Do male newborns' interest in mobiles mean they're wired for systemizing?

If you want to figure out whether something is hardwired, testing unsocialized babies is your best bet. Jennifer Connellan, a student of Baron-Cohen, presented a hundred newborns with two stimuli: a mobile (to represent an interest in systems) or her own face (a stand-in for an interest in empathy) and filmed the babies’ responses. When she and her team analyzed the videos, they found that the male babies spent more time looking at the mobile than did the females, while all the babies spent about the same amount of time looking at her face.

When two psychologists with a different agenda repeated the experiment, they got correspondingly different results. Leeb and Rejskind conducted the same studywith a few tweaks—most importantly, ensuring that the experimenters would not know the sex of the babies. (For example, they dressed the babies in gender-neutral outfits and separated the babies from their mothers to minimize the risk that the experimenters would hear the babies’ names.) In this study, no gender differences were found in the amount of time the newborns spent looking at each stimulus—though gender differences did exist in the follow-up study three to four months later. They conclude that “experimenter expectancy effects” can explain the differences Connellan found; perhaps she unconsciously opened her eyes wider and engaged the baby more when it was female.
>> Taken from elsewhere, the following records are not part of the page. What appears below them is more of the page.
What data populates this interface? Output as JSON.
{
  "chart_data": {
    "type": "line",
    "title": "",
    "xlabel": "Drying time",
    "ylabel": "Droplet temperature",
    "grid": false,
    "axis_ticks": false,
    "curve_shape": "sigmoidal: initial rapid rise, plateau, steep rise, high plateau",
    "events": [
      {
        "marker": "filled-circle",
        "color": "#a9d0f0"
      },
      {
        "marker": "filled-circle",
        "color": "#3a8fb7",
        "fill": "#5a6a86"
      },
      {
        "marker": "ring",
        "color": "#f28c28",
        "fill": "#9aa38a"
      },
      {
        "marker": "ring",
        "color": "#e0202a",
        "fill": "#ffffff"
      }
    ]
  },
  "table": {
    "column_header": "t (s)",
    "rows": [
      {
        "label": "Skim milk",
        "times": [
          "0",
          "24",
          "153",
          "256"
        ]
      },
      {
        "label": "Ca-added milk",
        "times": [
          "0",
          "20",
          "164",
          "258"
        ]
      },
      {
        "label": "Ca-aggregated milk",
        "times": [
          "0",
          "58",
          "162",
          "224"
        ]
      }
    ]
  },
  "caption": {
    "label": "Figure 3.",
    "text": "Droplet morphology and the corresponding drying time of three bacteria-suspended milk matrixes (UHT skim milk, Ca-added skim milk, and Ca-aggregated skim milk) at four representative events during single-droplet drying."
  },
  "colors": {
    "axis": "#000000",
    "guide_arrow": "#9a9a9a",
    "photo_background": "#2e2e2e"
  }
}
Does the size of one part of the brain mean that women are better at nurturing?

One study by researchers at the University of Iowa, found that the straight gyrus (SG), an area of the brain thought to be related to social cognition and interpersonal awareness, was proportionally larger in adult women than in adult men. They also found a correlation between SG size in both men and women and scores on a widely used test of social cognition, from which they concluded that women, perhaps because of their role in child-bearing, are naturally better-suited to nurturing.

But when the same team carried out the same experiment on children, they ended up poking a hole in their own theory: They found that, in children, the SG was actually proportionally larger in boys than girls—and that, for children, the same test of social cognition was inversely correlated with SG size.